Ashley Lavelle doesn’t know why her claim is still being held up. She was laid off from her job in dining services at Rutgers University in June 2020, and received all payments until April 20, 2021. She estimates she’s owed $14,000 from April to August, which is when she went back to work.
She said she’s had to take out loans and rack up credit card debt to get by.
“Getting my unemployment is the only way for me to catch up,” she said. “I was surprised about it at first, but now I’m not because I’ve heard from so many people that the same thing has happened. So I don’t know if I even expect it anymore.”
She has no idea why her payments suddenly stopped, she said, but believes it might line up with running out of her 26 weeks of state benefits and being moved to the federal Pandemic Unemployment Assistance program.
Lavelle said she has called unemployment call centers daily searching for answers — and her money. She said she rarely got through, and if she did, she’d leave her phone number for a call back within 24 hours, but never received one. Sometimes, she’d be on hold for 30 minutes before the system hung up, she said.
Hart, too, said she called hundreds of times, receiving help only when lawmakers interceded.

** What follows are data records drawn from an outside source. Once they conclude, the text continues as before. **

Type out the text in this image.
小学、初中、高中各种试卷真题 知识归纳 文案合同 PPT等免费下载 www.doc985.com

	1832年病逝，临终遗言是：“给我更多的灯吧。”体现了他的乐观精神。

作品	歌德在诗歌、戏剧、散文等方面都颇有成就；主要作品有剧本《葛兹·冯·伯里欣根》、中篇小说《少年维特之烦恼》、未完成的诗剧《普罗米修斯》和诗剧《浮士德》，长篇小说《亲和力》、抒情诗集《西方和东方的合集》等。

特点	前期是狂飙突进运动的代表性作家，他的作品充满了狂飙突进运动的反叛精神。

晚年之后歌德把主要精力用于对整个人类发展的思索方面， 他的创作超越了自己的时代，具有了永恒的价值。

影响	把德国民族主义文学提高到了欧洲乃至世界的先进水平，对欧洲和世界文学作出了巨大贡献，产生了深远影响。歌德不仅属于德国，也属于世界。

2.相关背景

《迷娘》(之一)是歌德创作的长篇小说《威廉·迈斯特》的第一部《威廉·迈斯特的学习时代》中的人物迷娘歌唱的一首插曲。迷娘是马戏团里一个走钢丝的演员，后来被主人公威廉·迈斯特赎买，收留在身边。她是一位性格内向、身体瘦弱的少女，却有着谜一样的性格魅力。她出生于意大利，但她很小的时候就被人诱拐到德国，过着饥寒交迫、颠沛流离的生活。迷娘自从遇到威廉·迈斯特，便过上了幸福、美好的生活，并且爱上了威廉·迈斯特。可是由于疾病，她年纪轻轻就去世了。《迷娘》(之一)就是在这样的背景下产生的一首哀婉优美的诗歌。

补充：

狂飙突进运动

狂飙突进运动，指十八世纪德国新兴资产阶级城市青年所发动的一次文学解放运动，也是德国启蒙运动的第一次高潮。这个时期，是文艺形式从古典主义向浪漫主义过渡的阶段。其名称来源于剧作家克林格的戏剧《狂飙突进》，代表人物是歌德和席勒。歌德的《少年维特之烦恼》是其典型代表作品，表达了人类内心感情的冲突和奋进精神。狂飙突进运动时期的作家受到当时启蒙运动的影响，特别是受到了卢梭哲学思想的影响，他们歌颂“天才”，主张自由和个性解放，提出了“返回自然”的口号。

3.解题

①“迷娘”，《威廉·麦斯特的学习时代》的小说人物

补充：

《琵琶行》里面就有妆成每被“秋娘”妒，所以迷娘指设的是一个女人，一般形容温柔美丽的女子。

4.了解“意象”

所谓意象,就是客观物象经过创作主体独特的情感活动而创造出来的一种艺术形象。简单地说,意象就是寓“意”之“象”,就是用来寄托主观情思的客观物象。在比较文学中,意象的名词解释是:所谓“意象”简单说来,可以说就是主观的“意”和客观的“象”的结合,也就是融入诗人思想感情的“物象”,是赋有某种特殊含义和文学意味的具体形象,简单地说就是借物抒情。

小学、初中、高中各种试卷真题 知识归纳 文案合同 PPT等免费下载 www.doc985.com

The difficulty getting a person on the phone to handle unemployment claims has been a common complaint, but the state insists the system works as intended.
Delli-Santi maintained there “are no long wait times,” adding call centers are staffed seven days a week and provide a same-day callback option.
That has Jen Chang wondering why no one has answered the hundreds of calls she said she’s made since September, when she first tried to open an unemployment claim but found an account already existed in her name.
The Jersey City resident said she calls every day at all hours, but is greeted with the same automated response that the office is busy and overwhelmed, ordering her to try again the next day. She’s written letters to the governor, her mayor, and senators, and even reached out to a lawyer.
“I’ve never gotten a response from anyone. I’m extremely agitated because New Jersey has one of the highest tax rates, and I just feel like overall, it’s a Democratic state that kind of toots that they’re progressive and assisting their constituents, but the reality is, it’s terrible. And I think someone who doesn’t have the tenacity to maneuver the system would be really in despair,” said Chang.
As the daughter of immigrants and first college graduate in the family, she’s usually the one helping fill out government forms. She said she can’t imagine how some of her family members would be able to file jobless claims, let alone fight with government agencies.
“I’m at the point where I’m contemplating selling my apartment,” Chang said, the defeat clear in her voice. “I’m lucky I don’t have children, but instead of a 30-year mortgage, I did a 15-year, and it’s quite taxing when you have no income.
Whenever she’s not calling the Department of Labor, she’s applying to jobs, she said. But she’s underselling herself because she’s in such desperate need of money, pointing to the rising cost of everything from food to gas to utility bills. And as much as she doesn’t want to give up on ever getting her claim open, she said she’s running out of hope.
“I’ve tried so many different avenues to reach them, and they just don’t respond. They only communicate with you when they want to communicate, but this makes me think they don’t want to fix the system,” she said.